HOW TRYING TO BE LIKE TRIPLE EIGHT HURT WALKINSHAW ANDRETTI UNITED

WALKINSHAW Andretti United Team Principal Bruce Stewart has opened up in the latest V8 Sleuth Podcast Powered by Repco, admitting his team long ago abandoned trying to beat Triple Eight by playing the same game the same way.

The two teams have constantly been compared to one another given the latter’s arrival into the Holden fold in 2010.

The Brisbane-based outfit then became Holden’s official factory-backed team from 2017 onwards, leaving the former Holden Racing Team stripped of its factory backing and left to rebrand and re-focus.

The team became Walkinshaw Andretti United in 2018 after the buy-in of Andretti Autosport’s Michael Andretti and United’s Zak Brown and Richard Dean and will make a much-publicised move to Ford for 2023, announced in May this year.

“I think in the early (part) in ‘11, 12, 13, 14, when they (Triple Eight) came across (to Holden) we were constantly being compared to them,” says Stewart.

“Often at different times it (HRT) became quite a hard place (to be) because we were trying to ‘out-elite’ them, out-do them at a military precision exercise.

“I think, unashamedly, it was trying to be a lot like Triple Eight with a really strong leader at the top who would point and tell everyone what to do and everyone got in line.

“I think we tried to be a little bit like them for a long time and we didn’t do very well at it. We’ve got to be ourselves and if you look at our owners and who they are, and the Walkinshaws and particularly Ryan.

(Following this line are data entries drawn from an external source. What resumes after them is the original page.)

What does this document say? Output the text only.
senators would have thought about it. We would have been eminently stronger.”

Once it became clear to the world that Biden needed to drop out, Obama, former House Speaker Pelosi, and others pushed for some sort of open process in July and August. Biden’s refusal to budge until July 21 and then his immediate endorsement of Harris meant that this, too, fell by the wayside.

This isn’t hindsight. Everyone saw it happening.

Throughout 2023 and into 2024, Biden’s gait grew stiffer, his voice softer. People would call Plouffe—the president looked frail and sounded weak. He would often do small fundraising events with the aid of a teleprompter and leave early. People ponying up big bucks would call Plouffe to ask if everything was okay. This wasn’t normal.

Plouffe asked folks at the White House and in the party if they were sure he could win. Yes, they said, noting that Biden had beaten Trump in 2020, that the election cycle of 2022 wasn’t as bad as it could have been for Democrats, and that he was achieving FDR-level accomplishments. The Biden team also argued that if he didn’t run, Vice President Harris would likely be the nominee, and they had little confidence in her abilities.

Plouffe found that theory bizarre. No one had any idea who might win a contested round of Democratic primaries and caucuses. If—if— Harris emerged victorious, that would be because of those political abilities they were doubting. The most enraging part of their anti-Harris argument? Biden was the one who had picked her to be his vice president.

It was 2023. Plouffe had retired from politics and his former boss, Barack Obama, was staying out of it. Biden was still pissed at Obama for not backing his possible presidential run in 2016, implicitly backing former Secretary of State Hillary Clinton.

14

“We have personality, we have character, we embrace difference between our people, we allow people like Chaz to turn up with crazy hair at different events, we really celebrate hard and, hopefully, it’s a culture that will be different from the other teams.

WAU Team Principal Bruce Stewart with drivers Mostert and Percat in Darwin with a range of guests in the team garage. Photo: WAU.

“We certainly have structures and processes, but we went back to being ourselves. We’re a very different group of people to them. I back our people to do it their way. If you constantly trying to emulate another group, you’re playing second fiddle.

“I think we have elements in the way that we operate that hopefully, hopefully, give us an advantage over them when we can get our car up to spec.”

WAU currently sits fifth in the Team’s Championship heading into this weekend’s next round of the Repco Supercars Championship, the OTR SuperSprint at The Bend Motorsport Park.

Chaz Mostert sits fifth in the Driver’s Championship with teammate Nick Percat 14th.